Voilà, ce qu’il faut garder à l’esprit, c’est ce que ton cerveau est une grande machine très bête qui passe son temps à associer des choses qui n’ont rien à voir entre elles (ça vaut aussi pour les images, les parfums, n’importe quoi) et qui renforcent ces connexions au fur et à mesure que les nombre d’occurrences augmentent, quand tu as compris ça tu as compris beaucoup de choses
Mais du coup en France, c’est le texte qui fait que c’est si populaire ? J’ai l’impression de n’entendre que ça (ça doit être en partie un biais géographique).
C’est le biais géographique, les radios diffusent toutes la même chose dans une aire géographique donnée et la réaction à la musique correspond à un « pool » de choses à laquelle une population donnée va réagir car elle connaît, et les majors s’arrangent pour essayer de forger et créer des nouveaux goûts (de nouvelles associations) en les associant à des anciens ou à d’autres qui n’ont rien à voir, tout en en abandonnant d’autres.

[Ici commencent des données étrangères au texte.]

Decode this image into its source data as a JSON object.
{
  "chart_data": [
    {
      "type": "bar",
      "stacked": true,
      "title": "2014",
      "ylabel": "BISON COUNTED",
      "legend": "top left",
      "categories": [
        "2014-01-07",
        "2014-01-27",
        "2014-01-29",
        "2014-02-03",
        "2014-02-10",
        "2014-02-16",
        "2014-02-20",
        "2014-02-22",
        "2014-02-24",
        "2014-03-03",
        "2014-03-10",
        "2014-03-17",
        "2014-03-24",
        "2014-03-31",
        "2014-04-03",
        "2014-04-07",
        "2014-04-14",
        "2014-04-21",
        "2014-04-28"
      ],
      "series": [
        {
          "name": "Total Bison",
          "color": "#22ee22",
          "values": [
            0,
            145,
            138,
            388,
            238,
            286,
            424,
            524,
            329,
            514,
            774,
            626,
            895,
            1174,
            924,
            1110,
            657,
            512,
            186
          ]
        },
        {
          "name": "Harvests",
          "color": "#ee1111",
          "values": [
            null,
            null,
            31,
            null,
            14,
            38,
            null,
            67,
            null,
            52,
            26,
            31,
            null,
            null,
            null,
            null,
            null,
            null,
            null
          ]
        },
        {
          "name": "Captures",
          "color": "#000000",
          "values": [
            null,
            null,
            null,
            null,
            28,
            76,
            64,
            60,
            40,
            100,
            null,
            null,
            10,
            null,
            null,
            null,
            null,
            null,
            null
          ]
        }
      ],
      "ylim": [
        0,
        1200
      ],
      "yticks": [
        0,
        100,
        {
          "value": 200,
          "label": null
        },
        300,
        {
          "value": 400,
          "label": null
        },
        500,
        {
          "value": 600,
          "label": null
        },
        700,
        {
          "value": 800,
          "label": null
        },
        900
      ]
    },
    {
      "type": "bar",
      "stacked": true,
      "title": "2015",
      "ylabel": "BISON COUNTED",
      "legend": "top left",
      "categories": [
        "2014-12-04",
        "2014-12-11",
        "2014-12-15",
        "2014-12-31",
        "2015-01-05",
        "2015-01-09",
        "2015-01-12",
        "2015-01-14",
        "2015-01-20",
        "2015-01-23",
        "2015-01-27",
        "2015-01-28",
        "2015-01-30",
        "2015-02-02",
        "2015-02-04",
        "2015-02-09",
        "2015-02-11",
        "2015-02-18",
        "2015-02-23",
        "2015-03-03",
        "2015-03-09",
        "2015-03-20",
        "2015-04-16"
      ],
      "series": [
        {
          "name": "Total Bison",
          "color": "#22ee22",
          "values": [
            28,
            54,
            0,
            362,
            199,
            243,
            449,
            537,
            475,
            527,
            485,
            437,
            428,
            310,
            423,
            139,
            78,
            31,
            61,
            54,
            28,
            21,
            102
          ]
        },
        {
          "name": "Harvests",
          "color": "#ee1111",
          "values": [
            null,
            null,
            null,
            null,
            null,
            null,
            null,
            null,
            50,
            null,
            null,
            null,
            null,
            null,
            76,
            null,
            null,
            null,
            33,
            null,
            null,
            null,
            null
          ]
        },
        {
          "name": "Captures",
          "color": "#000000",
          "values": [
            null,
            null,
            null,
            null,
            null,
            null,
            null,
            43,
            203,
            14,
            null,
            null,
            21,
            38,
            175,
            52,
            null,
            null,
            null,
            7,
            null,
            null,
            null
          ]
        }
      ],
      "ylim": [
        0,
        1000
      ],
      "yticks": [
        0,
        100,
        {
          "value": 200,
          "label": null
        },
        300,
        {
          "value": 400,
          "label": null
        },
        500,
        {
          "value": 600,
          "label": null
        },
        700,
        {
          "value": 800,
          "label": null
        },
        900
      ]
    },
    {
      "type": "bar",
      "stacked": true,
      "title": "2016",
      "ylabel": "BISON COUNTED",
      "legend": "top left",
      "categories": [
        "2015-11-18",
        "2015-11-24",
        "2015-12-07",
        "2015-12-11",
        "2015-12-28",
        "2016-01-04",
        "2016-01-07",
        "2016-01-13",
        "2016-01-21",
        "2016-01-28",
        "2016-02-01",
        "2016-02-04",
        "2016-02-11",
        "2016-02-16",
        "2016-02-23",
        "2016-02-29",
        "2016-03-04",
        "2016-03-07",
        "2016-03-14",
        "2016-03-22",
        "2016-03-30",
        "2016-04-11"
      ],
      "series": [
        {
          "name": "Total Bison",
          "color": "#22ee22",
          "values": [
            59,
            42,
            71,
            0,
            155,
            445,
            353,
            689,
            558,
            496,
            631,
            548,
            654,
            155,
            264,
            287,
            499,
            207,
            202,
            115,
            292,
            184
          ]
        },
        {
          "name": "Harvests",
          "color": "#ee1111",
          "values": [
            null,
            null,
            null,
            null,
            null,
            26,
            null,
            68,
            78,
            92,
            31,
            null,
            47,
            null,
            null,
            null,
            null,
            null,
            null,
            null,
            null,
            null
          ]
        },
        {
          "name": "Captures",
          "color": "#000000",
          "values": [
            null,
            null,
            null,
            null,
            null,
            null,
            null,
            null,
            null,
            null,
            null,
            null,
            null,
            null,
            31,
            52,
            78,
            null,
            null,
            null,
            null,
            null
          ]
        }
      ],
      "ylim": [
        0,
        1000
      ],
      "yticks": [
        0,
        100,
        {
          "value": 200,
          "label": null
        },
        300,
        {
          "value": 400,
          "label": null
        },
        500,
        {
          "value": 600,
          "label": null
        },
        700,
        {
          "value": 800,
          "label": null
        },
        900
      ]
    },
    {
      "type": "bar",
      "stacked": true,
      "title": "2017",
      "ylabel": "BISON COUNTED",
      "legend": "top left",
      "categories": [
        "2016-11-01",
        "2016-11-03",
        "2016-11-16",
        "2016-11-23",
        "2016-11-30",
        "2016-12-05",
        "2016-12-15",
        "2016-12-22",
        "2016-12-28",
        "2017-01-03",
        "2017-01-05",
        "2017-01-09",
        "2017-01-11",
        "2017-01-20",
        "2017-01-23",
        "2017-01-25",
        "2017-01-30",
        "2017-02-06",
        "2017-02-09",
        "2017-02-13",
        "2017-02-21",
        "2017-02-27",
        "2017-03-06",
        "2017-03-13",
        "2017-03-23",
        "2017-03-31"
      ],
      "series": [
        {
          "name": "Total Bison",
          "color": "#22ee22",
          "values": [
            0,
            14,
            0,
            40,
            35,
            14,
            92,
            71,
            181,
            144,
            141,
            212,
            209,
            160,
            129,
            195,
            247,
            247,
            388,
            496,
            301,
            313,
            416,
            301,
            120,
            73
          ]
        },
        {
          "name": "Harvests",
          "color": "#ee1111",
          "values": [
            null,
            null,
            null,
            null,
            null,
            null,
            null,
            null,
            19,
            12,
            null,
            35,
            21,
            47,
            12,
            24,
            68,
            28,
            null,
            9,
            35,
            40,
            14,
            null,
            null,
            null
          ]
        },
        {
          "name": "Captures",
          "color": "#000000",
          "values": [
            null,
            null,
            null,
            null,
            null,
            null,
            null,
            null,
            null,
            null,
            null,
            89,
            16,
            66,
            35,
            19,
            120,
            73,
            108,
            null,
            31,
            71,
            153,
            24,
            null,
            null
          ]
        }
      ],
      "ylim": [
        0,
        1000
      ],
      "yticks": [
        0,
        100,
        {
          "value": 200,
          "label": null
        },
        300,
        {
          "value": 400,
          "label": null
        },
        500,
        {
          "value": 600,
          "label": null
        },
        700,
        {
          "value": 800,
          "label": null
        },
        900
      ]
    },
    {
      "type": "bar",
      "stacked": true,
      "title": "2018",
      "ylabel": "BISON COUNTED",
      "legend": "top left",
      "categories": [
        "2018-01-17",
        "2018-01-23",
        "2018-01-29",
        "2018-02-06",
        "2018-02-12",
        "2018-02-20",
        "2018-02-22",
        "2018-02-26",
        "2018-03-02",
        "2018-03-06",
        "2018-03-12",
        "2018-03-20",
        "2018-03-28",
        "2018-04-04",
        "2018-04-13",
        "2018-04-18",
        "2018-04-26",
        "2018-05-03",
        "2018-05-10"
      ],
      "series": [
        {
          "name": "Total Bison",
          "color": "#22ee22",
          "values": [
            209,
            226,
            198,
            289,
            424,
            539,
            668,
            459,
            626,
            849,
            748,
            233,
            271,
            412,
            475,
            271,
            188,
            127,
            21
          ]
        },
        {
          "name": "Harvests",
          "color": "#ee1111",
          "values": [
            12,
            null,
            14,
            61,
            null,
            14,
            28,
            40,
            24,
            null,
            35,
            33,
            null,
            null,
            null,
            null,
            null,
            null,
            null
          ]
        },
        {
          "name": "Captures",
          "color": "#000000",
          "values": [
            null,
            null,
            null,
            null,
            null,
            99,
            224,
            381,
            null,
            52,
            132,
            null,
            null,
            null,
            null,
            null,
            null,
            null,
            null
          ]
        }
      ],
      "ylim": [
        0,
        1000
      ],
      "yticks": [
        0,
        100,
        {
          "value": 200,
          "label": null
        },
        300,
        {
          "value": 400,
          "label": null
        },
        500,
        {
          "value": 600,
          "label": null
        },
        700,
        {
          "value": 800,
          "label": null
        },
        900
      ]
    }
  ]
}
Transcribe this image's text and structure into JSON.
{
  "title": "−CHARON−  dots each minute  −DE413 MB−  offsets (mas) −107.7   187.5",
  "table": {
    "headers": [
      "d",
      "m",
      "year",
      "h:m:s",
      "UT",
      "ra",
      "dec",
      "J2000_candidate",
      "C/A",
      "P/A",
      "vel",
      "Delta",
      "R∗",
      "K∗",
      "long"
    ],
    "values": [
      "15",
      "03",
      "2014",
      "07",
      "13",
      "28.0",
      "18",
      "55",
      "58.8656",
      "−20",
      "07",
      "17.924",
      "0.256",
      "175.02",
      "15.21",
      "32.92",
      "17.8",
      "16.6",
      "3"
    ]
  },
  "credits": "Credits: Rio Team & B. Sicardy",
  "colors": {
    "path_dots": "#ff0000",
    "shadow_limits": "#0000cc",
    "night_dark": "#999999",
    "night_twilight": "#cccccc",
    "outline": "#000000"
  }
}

C’est comme ça que les genres se forment et évoluent aujourd’hui, très progressivement (le rap s’est mélangé à la variété il y a quelques années, puis ensuite à des genres électroniques complètement inhabituels chez nous mais associés à des artistes reconnus, etc. C’est pour ça que l’aura et le statut social de l’artiste, ses paroles, son image, et ce qu’il véhicule jouent beaucoup, parce que ce sont les critères de sélections qui font qu’il seront choisis par les adolescents qui les écoutent et essaient de s’y identifier (les genres musicaux évoluant tout au long de l’adolescence effectivement, et peu ensuite, c’est donc ce que choisissent d’écouter les adolescents qui va modeler ce que choisissent de diffuser les radios qui va modeler ce que choisissent de produire les majors, etc. et qui va effectivement influer sur la musique qui est diffusée, répétée, acceptée et donc écoutée en masse à l’échelle de tout un pays, parce que c’est au final ce que les adolescents écoutent le plus qui fait changer le paradigme)).